Georgia, tra Europa e Putin

Come altri Paesi che facevano parte dell’universo del socialismo reale, Tblisi esita tra un radicamento a Bruxelles e una muta sottomissione a Mosca
(ph M. Zanzucchi)

Giovedì Santo in uno sperduto santuario della regione viticola del Kakheti, sotto l’imponente catena montuosa del Caucaso, a 25 km dal confine con il Daghestan, cioè con la Russia di Putin.

Il fervore dei fedeli, armati di ceri di dimensioni ragguardevoli, è ormai sconosciuto da noi. Contadini, allevatori ma soprattutto vignaioli, gente umile, le mani non sono quelle degli intellettuali. Qui a Gremi – sotto affreschi che paiono di notevole fattura e di antica pittura, seppur anneriti dal fumo delle tradizionali candele giallognole che bruciano su candelabri dorati sparsi un po’ ovunque –, la chiesa è gremita di uomini e donne e vecchi e bambini, e pure giovani, in un calore umano che si mischia con gli effluvi dell’incenso abbondantemente elargito dai celebranti. Una vecchietta mi fa spazio, sorriso bianco e oro, come in epoca sovietica. Mi dicono che si è pregato per la Georgia, soprattutto, ma anche per la Russia.

La chiesa degli Arcangeli a Gremi (ph M. Zanzucchi)

Da 20 anni e più, mancavo da questa terra di frontiera che, mai dimenticarlo, era la patria di Stalin in persona. Ero venuto qui per l’ultima volta nel 2008, durante la “guerretta” tra la Georgia di Saakashvili, che guardava all’Occidente con aspirazioni grandiose, e la Russia che stava diventando feudo indiscusso di Vladimir Putin. Pochi colpi sparati: avevo reso visita a qualche soldato ferito, avevo fotografato le barchette della marina georgiana affondate nel piccolo porto di Poti e avevo portato un po’ di pane agli assediati di Gori con un piccolo convoglio della Caritas georgiana. Avevamo superato 7 posti di blocco russi, perché ai soldati davamo pane e vino, merce rara. Putin aveva stravinto, e la stella di Michail Saakashvili cominciava a tramontare inesorabilmente: ora è in carcere in Georgia. Allora Mosca aveva acceso i lampeggianti: guai a entrare nel giardino di pertinenza nostro, chi si azzarda verrà punito.

Tanta acqua è passata sotto i ponti, anche se oggi pare di essere tornati indietro nel tempo. Il presidente – un altro Michail, ma Kavelashvili – è filorusso, ma il Paese è spaccato in due: non a caso mi ritrovo per caso in mezzo a una delle quotidiane manifestazioni filoeuropeo organizzate davanti al Parlamento da studenti, da giudici (sull’avveniristico palazzo di giustizia sventolano le bandiere georgiane ed europea!) e dalla società civile: la polizia è tanta, vengo beccato a scattare qualche foto e mi obbligano a cancellarle per evitare guai maggiori, come altri d’altronde.
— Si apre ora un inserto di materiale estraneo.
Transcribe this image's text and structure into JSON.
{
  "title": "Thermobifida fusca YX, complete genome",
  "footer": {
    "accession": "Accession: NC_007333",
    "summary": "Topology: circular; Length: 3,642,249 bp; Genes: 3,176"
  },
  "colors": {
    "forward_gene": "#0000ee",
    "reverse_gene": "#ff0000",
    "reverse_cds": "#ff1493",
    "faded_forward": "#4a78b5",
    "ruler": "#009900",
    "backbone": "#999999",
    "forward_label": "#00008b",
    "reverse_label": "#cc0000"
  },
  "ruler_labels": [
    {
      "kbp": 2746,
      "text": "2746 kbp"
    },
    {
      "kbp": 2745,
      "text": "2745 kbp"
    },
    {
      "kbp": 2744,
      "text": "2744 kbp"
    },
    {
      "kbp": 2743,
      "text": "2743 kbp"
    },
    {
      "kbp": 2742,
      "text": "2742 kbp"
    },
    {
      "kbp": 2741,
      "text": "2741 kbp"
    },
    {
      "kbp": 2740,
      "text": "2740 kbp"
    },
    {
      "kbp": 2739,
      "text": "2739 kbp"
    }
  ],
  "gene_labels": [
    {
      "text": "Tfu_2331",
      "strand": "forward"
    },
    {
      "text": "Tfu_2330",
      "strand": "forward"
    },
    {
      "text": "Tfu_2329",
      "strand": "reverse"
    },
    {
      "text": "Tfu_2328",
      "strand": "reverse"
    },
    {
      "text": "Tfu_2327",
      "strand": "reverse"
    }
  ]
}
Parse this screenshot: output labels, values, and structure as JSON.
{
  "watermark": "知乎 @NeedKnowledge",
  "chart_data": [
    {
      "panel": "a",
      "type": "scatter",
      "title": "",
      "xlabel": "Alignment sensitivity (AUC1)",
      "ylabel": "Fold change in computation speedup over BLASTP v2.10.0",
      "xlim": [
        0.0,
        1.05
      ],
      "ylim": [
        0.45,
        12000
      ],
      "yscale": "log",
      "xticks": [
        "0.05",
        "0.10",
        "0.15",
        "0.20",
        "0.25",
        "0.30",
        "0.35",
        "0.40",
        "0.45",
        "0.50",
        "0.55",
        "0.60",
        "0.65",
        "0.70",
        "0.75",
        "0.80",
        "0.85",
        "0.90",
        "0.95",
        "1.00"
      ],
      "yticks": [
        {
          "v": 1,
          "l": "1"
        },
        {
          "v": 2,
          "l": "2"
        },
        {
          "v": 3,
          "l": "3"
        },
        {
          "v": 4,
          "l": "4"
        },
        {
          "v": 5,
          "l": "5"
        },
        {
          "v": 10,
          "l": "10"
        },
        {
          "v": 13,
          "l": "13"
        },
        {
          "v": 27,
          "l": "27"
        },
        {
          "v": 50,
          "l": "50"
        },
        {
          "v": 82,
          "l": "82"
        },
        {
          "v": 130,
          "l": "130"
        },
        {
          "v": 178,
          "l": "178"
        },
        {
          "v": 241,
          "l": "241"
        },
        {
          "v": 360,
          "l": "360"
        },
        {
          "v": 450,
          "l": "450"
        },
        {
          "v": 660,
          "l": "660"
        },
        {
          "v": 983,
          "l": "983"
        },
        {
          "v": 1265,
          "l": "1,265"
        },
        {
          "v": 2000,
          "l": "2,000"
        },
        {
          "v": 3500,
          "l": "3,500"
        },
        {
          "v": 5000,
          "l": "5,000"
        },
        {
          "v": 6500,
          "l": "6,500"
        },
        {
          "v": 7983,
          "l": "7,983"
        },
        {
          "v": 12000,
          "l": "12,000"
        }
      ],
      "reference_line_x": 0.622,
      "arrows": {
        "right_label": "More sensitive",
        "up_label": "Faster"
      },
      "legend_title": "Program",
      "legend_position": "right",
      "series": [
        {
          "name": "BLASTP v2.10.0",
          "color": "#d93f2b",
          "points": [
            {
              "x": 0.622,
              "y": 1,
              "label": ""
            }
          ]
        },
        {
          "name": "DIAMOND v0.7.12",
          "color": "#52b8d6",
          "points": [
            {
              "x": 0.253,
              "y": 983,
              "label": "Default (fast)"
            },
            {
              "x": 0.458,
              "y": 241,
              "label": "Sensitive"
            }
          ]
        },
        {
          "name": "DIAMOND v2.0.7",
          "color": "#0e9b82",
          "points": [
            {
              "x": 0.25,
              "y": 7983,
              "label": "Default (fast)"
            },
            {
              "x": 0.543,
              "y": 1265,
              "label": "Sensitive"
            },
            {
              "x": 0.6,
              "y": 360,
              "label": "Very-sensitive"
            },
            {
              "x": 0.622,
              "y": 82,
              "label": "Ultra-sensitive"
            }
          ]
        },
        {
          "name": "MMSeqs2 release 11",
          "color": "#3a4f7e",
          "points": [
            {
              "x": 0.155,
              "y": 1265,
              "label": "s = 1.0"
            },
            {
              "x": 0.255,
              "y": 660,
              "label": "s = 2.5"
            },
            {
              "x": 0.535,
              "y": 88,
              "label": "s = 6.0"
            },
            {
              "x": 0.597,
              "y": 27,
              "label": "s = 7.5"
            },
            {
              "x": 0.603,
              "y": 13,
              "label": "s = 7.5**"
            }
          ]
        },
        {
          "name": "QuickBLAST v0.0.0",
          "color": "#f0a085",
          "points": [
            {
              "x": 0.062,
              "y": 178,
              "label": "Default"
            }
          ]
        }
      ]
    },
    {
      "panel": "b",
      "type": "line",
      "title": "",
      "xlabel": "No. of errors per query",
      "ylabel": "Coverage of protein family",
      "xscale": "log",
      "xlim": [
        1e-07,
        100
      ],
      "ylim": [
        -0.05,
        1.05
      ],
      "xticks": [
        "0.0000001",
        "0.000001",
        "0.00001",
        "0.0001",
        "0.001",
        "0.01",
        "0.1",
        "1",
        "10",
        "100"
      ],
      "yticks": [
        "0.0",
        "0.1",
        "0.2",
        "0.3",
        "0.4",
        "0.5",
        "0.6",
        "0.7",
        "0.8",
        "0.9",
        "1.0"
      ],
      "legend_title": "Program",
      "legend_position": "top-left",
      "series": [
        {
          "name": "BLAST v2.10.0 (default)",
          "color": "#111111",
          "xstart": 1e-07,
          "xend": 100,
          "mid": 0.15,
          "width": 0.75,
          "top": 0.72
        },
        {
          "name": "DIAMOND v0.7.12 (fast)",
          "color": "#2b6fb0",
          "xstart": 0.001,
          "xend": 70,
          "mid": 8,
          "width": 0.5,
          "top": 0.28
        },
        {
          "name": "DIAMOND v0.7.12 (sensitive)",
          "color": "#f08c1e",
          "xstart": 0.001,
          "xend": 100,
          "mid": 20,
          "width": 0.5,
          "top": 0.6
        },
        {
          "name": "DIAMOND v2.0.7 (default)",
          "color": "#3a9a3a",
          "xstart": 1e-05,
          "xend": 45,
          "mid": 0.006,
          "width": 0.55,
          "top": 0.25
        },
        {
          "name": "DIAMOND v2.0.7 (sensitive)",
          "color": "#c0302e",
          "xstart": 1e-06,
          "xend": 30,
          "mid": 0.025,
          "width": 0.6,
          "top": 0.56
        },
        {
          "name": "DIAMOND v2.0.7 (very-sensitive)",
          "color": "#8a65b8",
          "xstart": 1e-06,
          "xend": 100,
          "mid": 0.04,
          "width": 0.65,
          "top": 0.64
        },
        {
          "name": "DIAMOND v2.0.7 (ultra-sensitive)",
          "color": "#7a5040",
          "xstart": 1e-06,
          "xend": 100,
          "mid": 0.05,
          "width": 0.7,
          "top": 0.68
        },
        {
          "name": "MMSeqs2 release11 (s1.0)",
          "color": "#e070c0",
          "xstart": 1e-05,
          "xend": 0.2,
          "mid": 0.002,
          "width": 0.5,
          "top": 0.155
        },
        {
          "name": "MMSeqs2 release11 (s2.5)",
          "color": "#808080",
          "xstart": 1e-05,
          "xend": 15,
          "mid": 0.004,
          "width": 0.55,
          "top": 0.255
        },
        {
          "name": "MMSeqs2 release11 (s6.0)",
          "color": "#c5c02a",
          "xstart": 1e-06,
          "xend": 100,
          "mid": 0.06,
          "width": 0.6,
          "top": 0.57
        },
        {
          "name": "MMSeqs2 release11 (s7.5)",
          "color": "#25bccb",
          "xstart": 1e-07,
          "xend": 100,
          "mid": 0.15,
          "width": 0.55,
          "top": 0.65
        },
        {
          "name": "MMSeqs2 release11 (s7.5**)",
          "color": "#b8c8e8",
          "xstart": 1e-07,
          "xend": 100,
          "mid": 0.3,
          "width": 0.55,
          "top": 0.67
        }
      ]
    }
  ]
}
Cambio di scena. Nella magnifica città di Sighnaghi, patrimonio Unesco, e lo merita, con alcuni amici georgiani sorbiamo un caffè su una terrazza sospesa sulla valle dell’Alasani e sullo sfondo della interminabile catena montuosa del Caucaso, parlando proprio della paura dei russi e di una possibile invasione della Georgia, soprattutto dopo che Trump ha sparigliato le carte. Qualcuno pronuncia il nome “Putin” proprio mentre arriva una cospicua comitiva russa, i turisti europei sono ormai pochissimi. Una donna imbellettata di brutto si piazza davanti alla nostra tavola, mette le mani ai fianchi e, ridendo sguaiatamente, ci dice in russo: «È finita la pacchia, Putin vincerà sempre». Vedo lo smarrimento negli occhi dei miei amici, che poi sottovoce mi traducono quella dichiarazione di sfida, e ce ne andiamo rapidamente.

Pensavo che le paure di georgiani fossero eccessive, ma l’episodio di Sighnaghi, la messa di Gremi e la cancellazione delle foto nel viale Rustaveli a Tbilisi mi dicono che forse qualcosa di grave qui potrebbe anche accadere nei prossimi anni. Il popolo georgiano ha paura, soprattutto gli anziani che hanno conosciuto il socialismo reale. Il presidente attuale è sì sostenuto dai filorussi, ma una buona percentuale dei voti che lo hanno portato al potere viene da questa fetta di popolazione impaurita, che preferisce un presidente che ammicchi a Mosca, piuttosto di un avventuroso che voglia che la Georgia integri l’Unione europea. Le analogie con la guerra d’Ucraina sono evidenti. C’è da meditare, i venti di guerra spirano anche nel Caucaso.